# M20 Transmission Harmonics



## AllRise70 (Jan 17, 2011)

Recently, my transmission started making a significant whining noise when it was started cold, only in neutral. Now, it dissapates after the engine is warm, but then it will come back at lower speeds through the gears. Im wondering, could this be a throw out bearing or pilot bearing? Oh, the engine and tranny have about 300 miles since restoration.
Muncie 20 4pd


----------



## VettenGoat (Jun 19, 2007)

Hate to say the obvious, but I just had the same thing happening with a fresh transmission reinstalled after we pulled the motor. Had cap on the output shaft so didn't think I lost much if any oil. I DID. Lot of whining in 3rd gear. Topped it off and the gear noises soon subsided completely.
Its worth checking if for no other reason that to eliminate it as a possible cause. Sometimes its the simplest things. 

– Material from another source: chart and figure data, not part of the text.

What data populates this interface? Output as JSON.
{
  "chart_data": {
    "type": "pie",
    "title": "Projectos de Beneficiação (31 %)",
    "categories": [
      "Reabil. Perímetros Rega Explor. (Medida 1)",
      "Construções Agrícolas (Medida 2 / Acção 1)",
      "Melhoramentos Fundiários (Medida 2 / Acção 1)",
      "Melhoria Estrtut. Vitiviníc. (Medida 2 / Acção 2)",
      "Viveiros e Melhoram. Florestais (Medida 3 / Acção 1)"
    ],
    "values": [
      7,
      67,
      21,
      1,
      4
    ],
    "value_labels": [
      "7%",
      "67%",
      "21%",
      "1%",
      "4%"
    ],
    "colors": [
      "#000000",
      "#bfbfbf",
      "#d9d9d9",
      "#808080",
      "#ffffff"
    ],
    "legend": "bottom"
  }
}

Having admitted that omission however I will say that to protect my annonimity I'm wearing a paper bag over my head as I type this!


----------



## 66tempestGT (Nov 28, 2009)

:agree best place to start.


----------



## Too Many Projects (Nov 15, 2008)

Leaving the trans dry for install and forgetting to fill once in, has been the ruin of many a manual... 
Or as stated, loosing some and thinking it wasn't much. The trans only holds like 3 PINTS, so it doesn't take much lose to run them low.


----------